Ähnlich wie bei „Hände in den Schoß legen“ entgleitet mir das Thema im Alltag schnell. Lange Zeit denke ich nicht daran, dass ich diese Woche ein Achtsamkeitsthema habe. Ich muss mir besondere Zeitabschnitte wählen, damit ich mich damit intensiv auseinander setzen kann. So leicht und frei wie ein Schmetterling bin ich diese Woche mit meinem Thema also nicht.

Heute habe ich alles wieder gut gemacht, was ich in den letzten Tagen versäumt habe. Morgens Joggen mit Schritte zählen wie am 15.04.14 und später nochmals ein Spaziergang durch den Luisenpark.

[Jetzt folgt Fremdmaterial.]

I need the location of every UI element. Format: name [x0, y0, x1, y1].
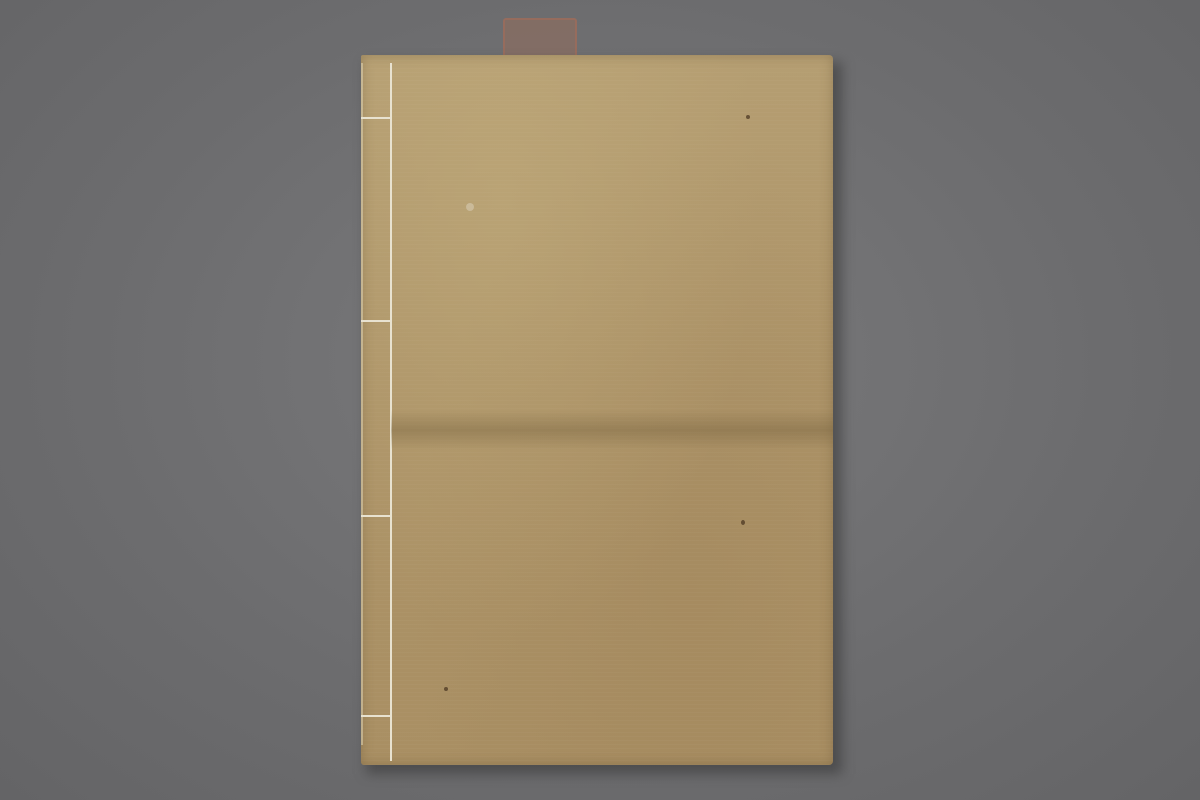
stain-spot: [741, 520, 745, 525]
spine-edge: [361, 63, 363, 745]
book-cover: [361, 55, 833, 765]
stain-spot: [746, 115, 750, 119]
binding-stitch: [361, 117, 392, 119]
binding-stitch: [361, 515, 392, 517]
binding-stitch: [361, 715, 392, 717]
light-spot: [466, 203, 474, 211]
binding-stitch: [361, 320, 392, 322]
fold-crease: [391, 410, 833, 450]
stain-spot: [444, 687, 448, 691]
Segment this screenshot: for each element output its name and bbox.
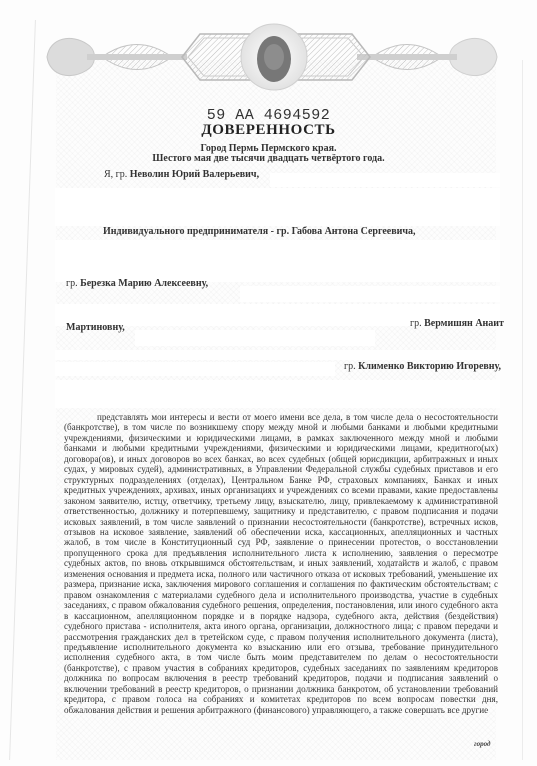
- representative-2: гр. Вермишян Анаит: [410, 318, 504, 329]
- representative-2-continued: Мартиновну,: [66, 322, 125, 333]
- redaction-box: [135, 330, 375, 346]
- document-date: Шестого мая две тысячи двадцать четвёрто…: [0, 153, 537, 164]
- representative-name: Мартиновну,: [66, 322, 125, 333]
- redaction-box: [55, 362, 335, 376]
- representative-name: Вермишян Анаит: [424, 318, 504, 329]
- powers-body-text: представлять мои интересы и вести от мое…: [64, 412, 498, 715]
- principal-name: Неволин Юрий Валерьевич,: [130, 169, 259, 180]
- redaction-box: [270, 173, 500, 187]
- representative-name: Клименко Викторию Игоревну,: [358, 361, 501, 372]
- redaction-box: [55, 380, 500, 408]
- redaction-box: [240, 286, 500, 302]
- coat-of-arms-emblem-icon: [42, 22, 502, 92]
- redaction-box: [55, 240, 500, 282]
- redaction-box: [55, 188, 500, 226]
- page-catchword: город: [474, 740, 490, 748]
- redaction-box: [55, 350, 500, 360]
- entrepreneur-line: Индивидуального предпринимателя - гр. Га…: [103, 226, 416, 237]
- principal-line: Я, гр. Неволин Юрий Валерьевич,: [104, 169, 259, 180]
- representative-1: гр. Березка Марию Алексеевну,: [66, 278, 208, 289]
- principal-prefix: Я, гр.: [104, 169, 127, 180]
- guilloche-header-band: [42, 22, 502, 92]
- page-edge-right: [522, 60, 523, 760]
- representative-3: гр. Клименко Викторию Игоревну,: [344, 361, 501, 372]
- representative-name: Березка Марию Алексеевну,: [80, 278, 208, 289]
- document-page: 59 АА 4694592 ДОВЕРЕННОСТЬ Город Пермь П…: [0, 0, 537, 766]
- entrepreneur-text: Индивидуального предпринимателя - гр. Га…: [103, 226, 416, 237]
- document-title: ДОВЕРЕННОСТЬ: [0, 122, 537, 139]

Kaum habe ich allerdings die Kamera gezückt ist es wieder geschehen um meine Füsse. Ich spüre sie nicht, obwohl sie automatisch und ganz brav dahin laufen, wo ich sie haben möchte.

Tulpenfeld

Ich bin mit den Gedanken ganz bei Motiv und Bildausschnitt. Irgendwann komme ich wieder zurück auf sie. Nachdem ich meine Kamera eingesteckt habe, geht es in achtsamen Tempo weiter und ich zähle Atemzüge und Schritte. So wie es beim achtsamen Gehen empfohlen wird.

Urlaubsstimmung

Es sind drei Schritte Ausatmen und drei Einatmen, ohne mich verbiegen zu müssen, schaffe ich es locker meine Konzentration in diesem Rhythmus zu halten – bis mir die Aufmerksamkeit beim nächsten schönen Fotomotiv verloren geht.